Why Other Options Are Incorrect:
- A. Lead: Causes anemia (especially with basophilic stippling), abdominal colic, and neurological symptoms (e.g., wrist drop), but not usually pancytopenia. It’s more common in battery workers or people exposed to paints, not plastic factory workers.
- B. Nitrobenzene: Causes methemoglobinemia, which leads to cyanosis, chocolate-colored blood, and hypoxia symptoms. It doesn’t cause pancytopenia or affect the bone marrow in this way.
- C. Tetraethyllead: An organolead compound associated with neurotoxicity and encephalopathy. It doesn’t typically cause significant bone marrow suppression like benzene.
- D. Aniline: Also causes methemoglobinemia and is associated with cyanosis due to oxidized hemoglobin, but not bone marrow suppression or pancytopenia.
Question: 50
A 38-year-old woman complains of heaviness and fullness in her legs, edema of the lower legs and feet in the evening, and pain that disappears in the morning. According to the patient’s medical history, these complaints first appeared during her second pregnancy. Examination of the patient when standing reveals dilated saphenous veins in the lower legs and lower thirds of the thighs. In some places the veins have soft nodular protrusions. In a horizontal position, the veins subside.
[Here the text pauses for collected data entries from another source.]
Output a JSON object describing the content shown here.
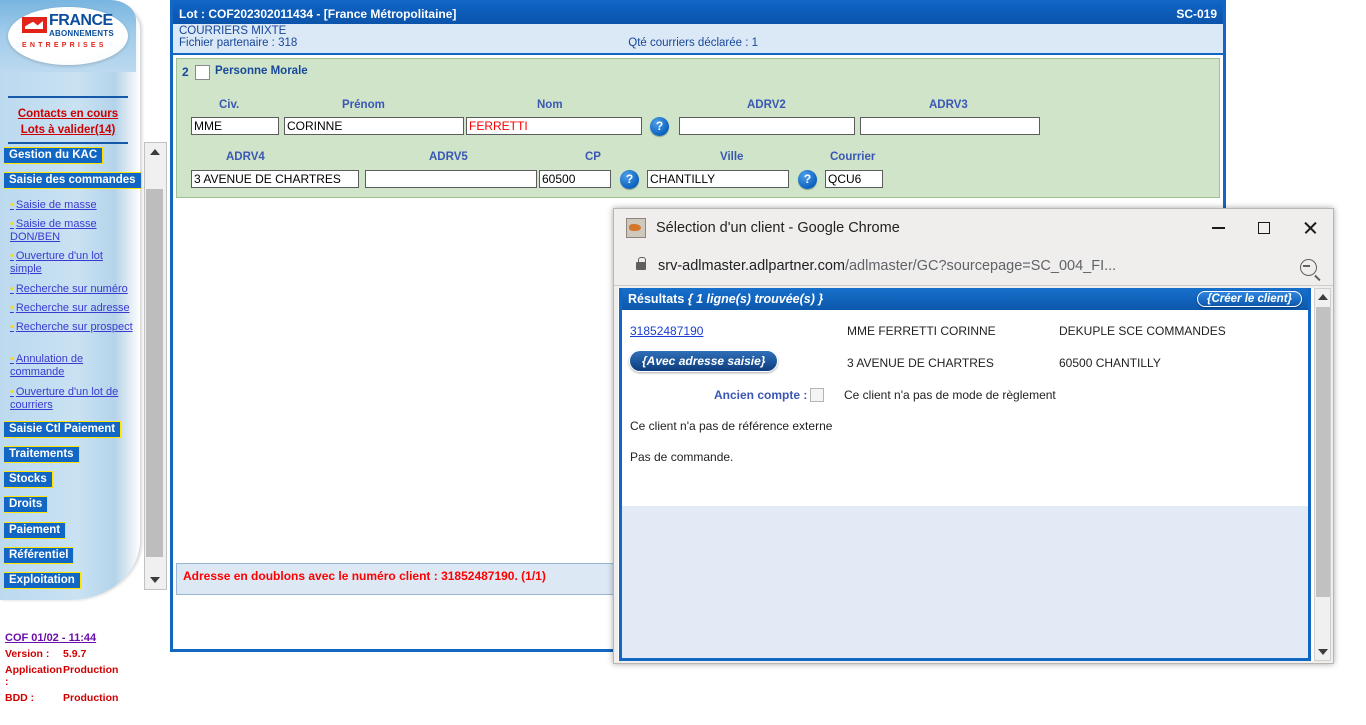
{
  "sidebar": {
    "logo": {
      "brand": "FRANCE",
      "sub": "ABONNEMENTS",
      "tagline": "ENTREPRISES"
    },
    "links": [
      {
        "label": "Contacts en cours"
      },
      {
        "label": "Lots à valider(14)"
      }
    ],
    "menu": [
      {
        "label": "Gestion du KAC"
      },
      {
        "label": "Saisie des commandes"
      }
    ],
    "submenu": [
      {
        "label": "Saisie de masse"
      },
      {
        "label": "Saisie de masse DON/BEN"
      },
      {
        "label": "Ouverture d'un lot simple"
      },
      {
        "label": "Recherche sur numéro"
      },
      {
        "label": "Recherche sur adresse"
      },
      {
        "label": "Recherche sur prospect"
      },
      {
        "label": "Annulation de commande"
      },
      {
        "label": "Ouverture d'un lot de courriers"
      }
    ],
    "menu2": [
      {
        "label": "Saisie Ctl Paiement"
      },
      {
        "label": "Traitements"
      },
      {
        "label": "Stocks"
      },
      {
        "label": "Droits"
      },
      {
        "label": "Paiement"
      },
      {
        "label": "Référentiel"
      },
      {
        "label": "Exploitation"
      }
    ],
    "version": {
      "stamp": "COF 01/02 - 11:44",
      "version_label": "Version :",
      "version_value": "5.9.7",
      "application_label": "Application :",
      "application_value": "Production",
      "bdd_label": "BDD :",
      "bdd_value": "Production"
    }
  },
  "app": {
    "title": "Lot : COF202302011434 - [France Métropolitaine]",
    "screen_code": "SC-019",
    "subtitle": "COURRIERS MIXTE",
    "partner_file": "Fichier partenaire : 318",
    "declared_qty": "Qté courriers déclarée : 1",
    "form": {
      "row_number": "2",
      "personne_morale": "Personne Morale",
      "labels": {
        "civ": "Civ.",
        "prenom": "Prénom",
        "nom": "Nom",
        "adrv2": "ADRV2",
        "adrv3": "ADRV3",
        "adrv4": "ADRV4",
        "adrv5": "ADRV5",
        "cp": "CP",
        "ville": "Ville",
        "courrier": "Courrier"
      },
      "values": {
        "civ": "MME",
        "prenom": "CORINNE",
        "nom": "FERRETTI",
        "adrv2": "",
        "adrv3": "",
        "adrv4": "3 AVENUE DE CHARTRES",
        "adrv5": "",
        "cp": "60500",
        "ville": "CHANTILLY",
        "courrier": "QCU6"
      },
      "help_icon": "?"
    },
    "error_message": "Adresse en doublons avec le numéro client : 31852487190. (1/1)"
  },
  "popup": {
    "window_title": "Sélection d'un client - Google Chrome",
    "url_host": "srv-adlmaster.adlpartner.com",
    "url_path": "/adlmaster/GC?sourcepage=SC_004_FI...",
    "controls": {
      "minimize": "minimize-icon",
      "maximize": "maximize-icon",
      "close": "close-icon"
    },
    "results": {
      "header_prefix": "Résultats",
      "header_count": "{ 1 ligne(s) trouvée(s) }",
      "create_button": "{Créer le client}",
      "client_number": "31852487190",
      "client_name": "MME FERRETTI CORINNE",
      "client_service": "DEKUPLE SCE COMMANDES",
      "address_button": "{Avec adresse saisie}",
      "address_line": "3 AVENUE DE CHARTRES",
      "city_line": "60500 CHANTILLY",
      "old_account_label": "Ancien compte :",
      "no_payment_mode": "Ce client n'a pas de mode de règlement",
      "no_external_ref": "Ce client n'a pas de référence externe",
      "no_order": "Pas de commande."
    }
  }
}
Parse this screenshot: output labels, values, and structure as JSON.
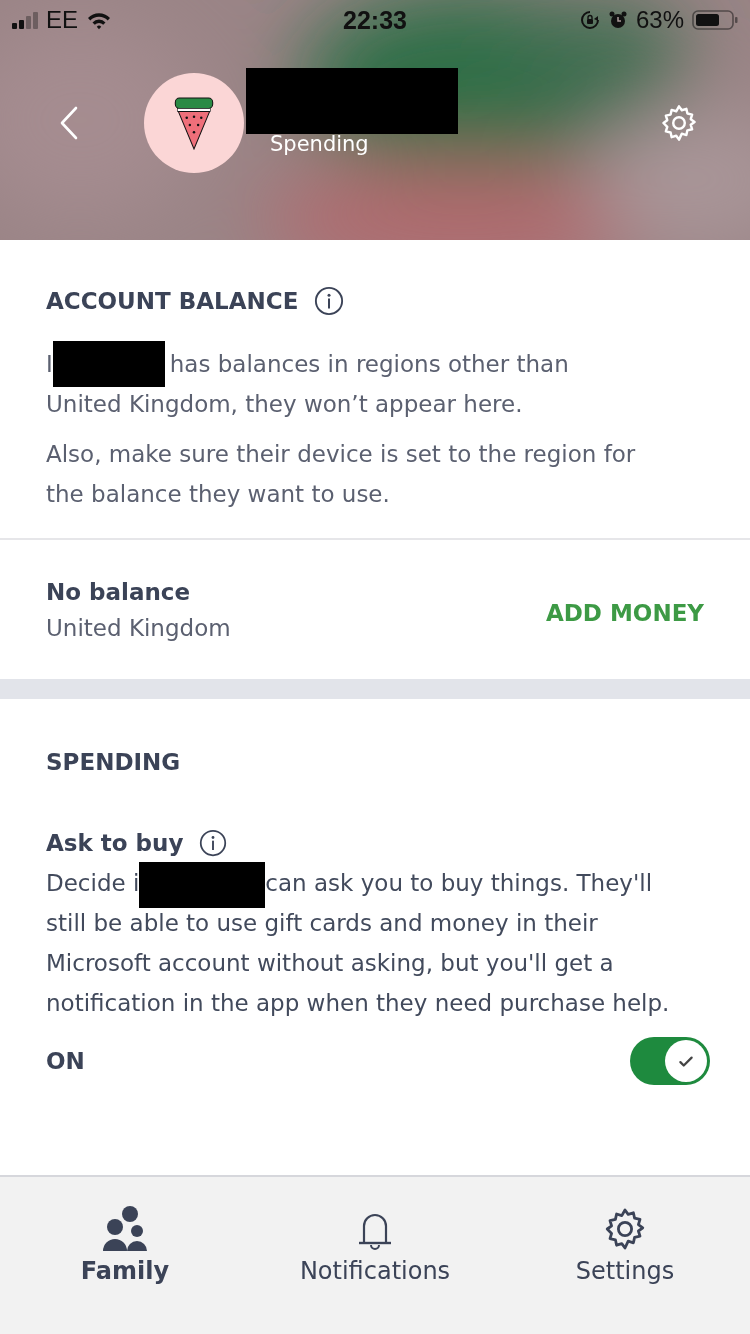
{
  "status_bar": {
    "carrier": "EE",
    "time": "22:33",
    "battery": "63%"
  },
  "header": {
    "subtitle": "Spending"
  },
  "account_balance": {
    "title": "ACCOUNT BALANCE",
    "text_before": "I",
    "text_after": "has balances in regions other than",
    "text_rest": "United Kingdom, they won’t appear here.",
    "note": "Also, make sure their device is set to the region for the balance they want to use."
  },
  "balance": {
    "amount": "No balance",
    "region": "United Kingdom",
    "action": "ADD MONEY"
  },
  "spending": {
    "title": "SPENDING",
    "setting_title": "Ask to buy",
    "text_before": "Decide i",
    "text_after": "can ask you to buy things. They'll",
    "text_rest": "still be able to use gift cards and money in their Microsoft account without asking, but you'll get a notification in the app when they need purchase help.",
    "state_label": "ON",
    "on": true
  },
  "tabs": [
    {
      "label": "Family",
      "kind": "family",
      "selected": true
    },
    {
      "label": "Notifications",
      "kind": "bell",
      "selected": false
    },
    {
      "label": "Settings",
      "kind": "gear",
      "selected": false
    }
  ]
}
What is the most likely diagnosis in this case?
Options:
A. Endarteritis obliterans
B. Raynaud’s disease
C. Arteriosclerosis obliterans in the legs
D. Varicose veins in the legs
E. Acute thrombosis of the saphenous veins in the legs
Correct Answer: D. Varicose veins in the legs
Explanation:
The symptoms described — heaviness, fullness, evening edema, dilated and nodular superficial veins that subside when lying down — are classic for varicose veins, especially involving the saphenous system. Pregnancy is a known risk factor due to increased venous pressure and hormonal effects on vein walls. Varicose veins are caused by venous valve insufficiency, leading to venous stasis and vein dilation.
Why Other Options Are Incorrect:
- A. Endarteritis obliterans: This is a chronic occlusive disease of small and medium arteries, typically associated with Buerger’s disease, which presents with claudication and ischemic changes, not superficial vein dilation.
- B. Raynaud’s disease: This affects the fingers and toes and presents with episodic color changes (white, blue, red) in response to cold or stress. It does not involve leg veins or cause evening edema.
- C. Arteriosclerosis obliterans in the legs: This leads to intermittent claudication, cold limbs, and reduced/absent peripheral pulses due to arterial insufficiency, not varicosities or superficial vein dilation.
- E. Acute thrombosis of the saphenous veins in the legs: Would present with acute pain, redness, warmth, and a palpable cord-like structure (thrombosed vein), not with soft compressible veins that subside when lying down.